Tofino Mayor Josie Osborne will coordinate and moderate a discussion on how municipal governments and small businesses can work together at the Vancouver Island Economic Alliance’s two-day summit in Nanaimo this October.
“As a small business owner and now as a member of Council, it’s really important to me to overcome that “us vs. them” attitude that too easily develops when there’s not enough dialogue and understanding between the business community and local government staff and officials,” she said.
“What I learned during the Tofino Business Walk has given me a lot of food for thought for that workshop.”
Osborne recently participated in Tofino’s first Business Walk alongside Minister Naomi Yamamoto and representatives from the Tofino Long Beach chamber of commerce and the Tofino Business Association.
She saw the walk as an opportunity to hear about the obstacles local business owners are facing and the successes they’re celebrating.
“We wanted to know what they like about doing business here, what makes it challenging, and where local government could help,” she said.
She said Tofino’s Community Economic Development Advisory Committee had tossed ideas around regarding conducting a business survey in Tofino when the Province pitched their business walks idea to the district office.
“After successfully delivering it in the Okanagan and Quesnel, they were looking for smaller communities to try the program in. Needless to say, we were extremely pleased to see their interest,” Osborne said.
“It’s a great way for the Province to partner with communities so we can all learn more about the state of small business as well as what improvements can be made at the local government and provincial level to assist small businesses.”
She said the walk exceeded her expectations although the walkers were unable to visit all Tofino’s businesses.
“With over 425 business licences issued each year in Tofino, it would have been impossible to visit all of our business owners, but I was very happy that we were able to reach over 50 businesses, mostly in the downtown, Gateway and Industrial Way area,” she said.

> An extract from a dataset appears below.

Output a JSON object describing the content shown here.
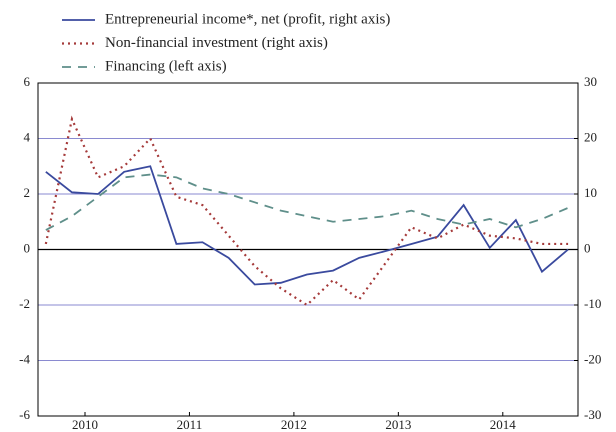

“I was so pleased with the warm reception and the very constructive feedback that business owners and managers gave us.”
She said it was hard to keep each meeting under 10 minutes because of Yamamoto’s interest in listening to a business community interested in speaking.
“I wasn’t sure how frank business owners would be with us about the state of business or what their challenges are, but I was really pleased with how honest they were with us, making some very constructive suggestions in the spirit of improving the business climate in Tofino in general and not just their own particular business.”
She said location and clientele were the two most popular picks for what people liked most about operating a business in Tofino and that “many” businesses suggested their business could not survive without Tofino’s visitors.
“More than a few business owners commented about how it just ‘made sense’ to set up a business in Tofino since we have hundreds of thousands of visitors coming here every year and they love the lifestyle they can have here.”
She said Tofino is marketing itself well to the international community.
She added that strong visitorship does not directly benefit all businesses like insurance providers and financial services but that over 80 per cent of the businesses visited reported their business was steady or improving.
“Several owners commented that 2013 had been a ‘best year on record’ and many commented that the effects of the 2008 recession were subsiding or had disappeared,” she said. “My goal is to see 100 per cent of our business reporting that business is steady or improving.”
The results of the survey will provide a ladder of feedback to help Osborne reach this lofty goal.
“It’s going to take a while to get the results of the walk collated and summarized, but in glancing over the data sheets, I can clearly see that the interplay between affordable living, wages, and seasonality creates some significant challenges for business owners,” she said.
“Tofino can improve in several areas, but probably two of the most important are for local government to really tackle the affordable housing issue and to create a more clear and level playing field for bylaw interpretation and enforcement; especially regarding signs and parking.”
She said Tofino’s municipal office could play a role in bettering these conditions through affordable housing initiatives, working with Tourism Tofino and the chamber, and maintaining a steady flow of communication with business owners.
She said she’d be stoked to conduct a Business Walk in Tofino every year and added a different area of town or different business sector could be focused on each time. “Business owners are the eyes and ears on how people move around in town, where they go, and what they like to do; we’d be foolish not to listen to them,” she said.